Through my work with fire ants, I have also become interested in the evolution and determinants of invasiveness, because two of the most damaging invasive insects globally are fire ants (S. invicta and S. geminata). With my collaborators at the Smithsonian, we recently identified a previously unidentified invasive ant overrunning Houston and the Gulf Coast of Texas as Nylanderia fulva (a well known invasive species from the Caribbean and Florida) using morphometric and molecular phylogenetic data. I am continuing such species identification efforts on the fire ants with a USDA grant to develop DNA barcodes to distinguish native from invasive species in the USA. This work complements the comparative phylogenetic studies I will conduct with Andy Suarez as a framework to understand ecological, morphological, and social traits promoting invasiveness in fire ants. Ultimately, our goal is to determine what information is best suited to identify, manage, and control invasive species.
- Gotzek D., et al. (in prep.) Global Invasion History of the Tropical Fire Ant, Solenopsis geminata.

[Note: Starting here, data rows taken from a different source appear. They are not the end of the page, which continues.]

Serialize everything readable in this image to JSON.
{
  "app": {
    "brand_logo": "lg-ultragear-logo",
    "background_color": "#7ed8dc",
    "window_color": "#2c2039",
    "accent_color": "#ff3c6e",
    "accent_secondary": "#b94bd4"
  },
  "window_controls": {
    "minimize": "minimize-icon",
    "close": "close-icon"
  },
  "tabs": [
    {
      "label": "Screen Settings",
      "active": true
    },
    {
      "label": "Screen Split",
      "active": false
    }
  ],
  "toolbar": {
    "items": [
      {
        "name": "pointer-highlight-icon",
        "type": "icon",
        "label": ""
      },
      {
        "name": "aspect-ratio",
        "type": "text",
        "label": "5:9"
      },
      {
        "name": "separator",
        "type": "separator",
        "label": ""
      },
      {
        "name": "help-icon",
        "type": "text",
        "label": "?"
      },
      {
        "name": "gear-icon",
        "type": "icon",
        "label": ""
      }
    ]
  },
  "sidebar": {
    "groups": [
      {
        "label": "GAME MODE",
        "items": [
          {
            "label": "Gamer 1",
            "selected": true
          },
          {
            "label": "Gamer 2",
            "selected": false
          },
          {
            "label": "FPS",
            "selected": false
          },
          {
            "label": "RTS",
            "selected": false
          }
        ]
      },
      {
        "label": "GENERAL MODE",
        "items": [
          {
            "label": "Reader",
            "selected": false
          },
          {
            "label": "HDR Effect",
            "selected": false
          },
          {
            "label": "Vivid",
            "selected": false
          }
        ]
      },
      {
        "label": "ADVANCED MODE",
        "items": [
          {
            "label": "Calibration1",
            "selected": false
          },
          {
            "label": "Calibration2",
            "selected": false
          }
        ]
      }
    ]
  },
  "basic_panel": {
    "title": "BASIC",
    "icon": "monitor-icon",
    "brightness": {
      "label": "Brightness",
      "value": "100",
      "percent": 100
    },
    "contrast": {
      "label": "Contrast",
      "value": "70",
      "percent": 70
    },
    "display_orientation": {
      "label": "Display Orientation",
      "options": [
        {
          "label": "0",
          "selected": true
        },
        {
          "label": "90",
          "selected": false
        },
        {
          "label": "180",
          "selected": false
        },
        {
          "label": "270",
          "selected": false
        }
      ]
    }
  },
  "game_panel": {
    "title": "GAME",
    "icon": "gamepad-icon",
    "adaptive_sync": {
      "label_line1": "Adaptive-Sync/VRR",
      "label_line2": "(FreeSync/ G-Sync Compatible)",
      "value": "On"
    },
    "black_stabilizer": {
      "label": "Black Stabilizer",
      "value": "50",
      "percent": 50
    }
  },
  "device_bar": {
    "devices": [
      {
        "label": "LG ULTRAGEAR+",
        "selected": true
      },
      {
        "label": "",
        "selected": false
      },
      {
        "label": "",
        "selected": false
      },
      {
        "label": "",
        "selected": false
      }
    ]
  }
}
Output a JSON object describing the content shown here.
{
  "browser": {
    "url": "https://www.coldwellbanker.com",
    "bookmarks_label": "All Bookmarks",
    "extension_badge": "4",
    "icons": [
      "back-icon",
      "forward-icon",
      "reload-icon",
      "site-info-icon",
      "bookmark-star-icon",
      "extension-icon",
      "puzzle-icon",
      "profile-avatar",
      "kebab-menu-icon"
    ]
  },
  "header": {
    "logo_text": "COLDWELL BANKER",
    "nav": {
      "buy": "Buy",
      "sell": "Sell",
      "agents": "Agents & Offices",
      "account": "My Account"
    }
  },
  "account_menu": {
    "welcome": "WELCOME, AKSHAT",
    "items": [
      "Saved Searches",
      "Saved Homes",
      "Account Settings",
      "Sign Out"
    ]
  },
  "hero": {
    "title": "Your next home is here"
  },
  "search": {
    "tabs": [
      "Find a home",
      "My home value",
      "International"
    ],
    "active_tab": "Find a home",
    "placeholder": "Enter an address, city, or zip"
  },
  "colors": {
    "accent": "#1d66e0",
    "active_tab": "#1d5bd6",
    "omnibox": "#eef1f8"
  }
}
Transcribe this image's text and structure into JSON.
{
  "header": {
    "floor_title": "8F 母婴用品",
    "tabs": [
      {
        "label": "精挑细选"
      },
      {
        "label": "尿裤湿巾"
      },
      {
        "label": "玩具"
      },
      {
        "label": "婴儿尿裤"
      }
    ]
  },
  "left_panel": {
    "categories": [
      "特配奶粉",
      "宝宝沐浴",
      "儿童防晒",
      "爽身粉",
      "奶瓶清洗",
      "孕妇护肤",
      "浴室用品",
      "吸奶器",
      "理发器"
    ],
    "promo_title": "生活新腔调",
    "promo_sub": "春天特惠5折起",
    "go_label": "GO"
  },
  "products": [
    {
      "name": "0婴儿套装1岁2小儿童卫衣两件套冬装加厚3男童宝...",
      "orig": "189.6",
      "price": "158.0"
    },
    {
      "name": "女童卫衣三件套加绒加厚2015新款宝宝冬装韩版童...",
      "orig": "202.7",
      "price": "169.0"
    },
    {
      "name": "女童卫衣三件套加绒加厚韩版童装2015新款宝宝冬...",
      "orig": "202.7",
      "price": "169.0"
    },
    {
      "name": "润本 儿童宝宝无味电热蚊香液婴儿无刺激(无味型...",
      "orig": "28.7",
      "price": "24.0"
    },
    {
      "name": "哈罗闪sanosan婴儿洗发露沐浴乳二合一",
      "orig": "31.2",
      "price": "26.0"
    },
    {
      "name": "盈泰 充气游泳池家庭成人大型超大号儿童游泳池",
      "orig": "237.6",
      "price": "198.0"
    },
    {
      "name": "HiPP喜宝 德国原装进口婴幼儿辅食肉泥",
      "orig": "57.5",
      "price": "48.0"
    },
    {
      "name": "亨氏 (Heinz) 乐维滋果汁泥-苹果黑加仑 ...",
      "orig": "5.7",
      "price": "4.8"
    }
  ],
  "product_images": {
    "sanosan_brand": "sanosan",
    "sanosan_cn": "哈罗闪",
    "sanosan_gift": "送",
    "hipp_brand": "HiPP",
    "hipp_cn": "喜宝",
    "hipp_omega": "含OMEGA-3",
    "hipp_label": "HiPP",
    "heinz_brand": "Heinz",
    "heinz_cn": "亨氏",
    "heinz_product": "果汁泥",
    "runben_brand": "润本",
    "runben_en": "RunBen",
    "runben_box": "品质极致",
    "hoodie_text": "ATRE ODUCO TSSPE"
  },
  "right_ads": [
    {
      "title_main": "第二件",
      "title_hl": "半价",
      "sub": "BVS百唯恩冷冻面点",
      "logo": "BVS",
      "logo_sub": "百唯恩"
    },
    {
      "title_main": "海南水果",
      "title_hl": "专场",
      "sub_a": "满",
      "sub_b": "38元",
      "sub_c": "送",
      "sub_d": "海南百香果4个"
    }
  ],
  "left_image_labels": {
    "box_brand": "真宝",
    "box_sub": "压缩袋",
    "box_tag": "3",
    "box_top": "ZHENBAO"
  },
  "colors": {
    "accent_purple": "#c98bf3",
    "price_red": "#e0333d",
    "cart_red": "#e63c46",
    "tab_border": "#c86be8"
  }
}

- Gotzek D., S.G. Brady, R.J. Kallal, J.S. LaPolla. (2012) The importance of using multiple approaches for identifying emerging invasive species: the case of the Rasberry Crazy Ant in the United States. PLoS One 7:e54314
As part of my increasing taxonomic focus, I have become increasingly interested in the study of biodiversity and I intend to make this a major research theme in the future. I regard DNA barcoding as useful tool for a rapid, heuristic approach in large, high-throughput studies of diversity, especially in taxonomically difficult groups. While I do not think barcoding should or will replace careful integrative taxonomic practice, a particular strength of this method is that it allows estimation of population structure and genetic diversity – measures that can be used for demographic and phylogeographic reconstruction.
I am currently barcoding ant collections from Cambodia and will continue to add to this collection since Cambodia has one of the most understudied ant faunas in the world (Guénard et al. 2012 PNAS). This work will also have conservation implications, since ants, as key ecosystem engineers, are useful biomonitors. Since Cambodia currently has one of the highest rates of habitat destruction in Southeast Asia, there is a particular relevance to this work and I am keen to pursue similar projects.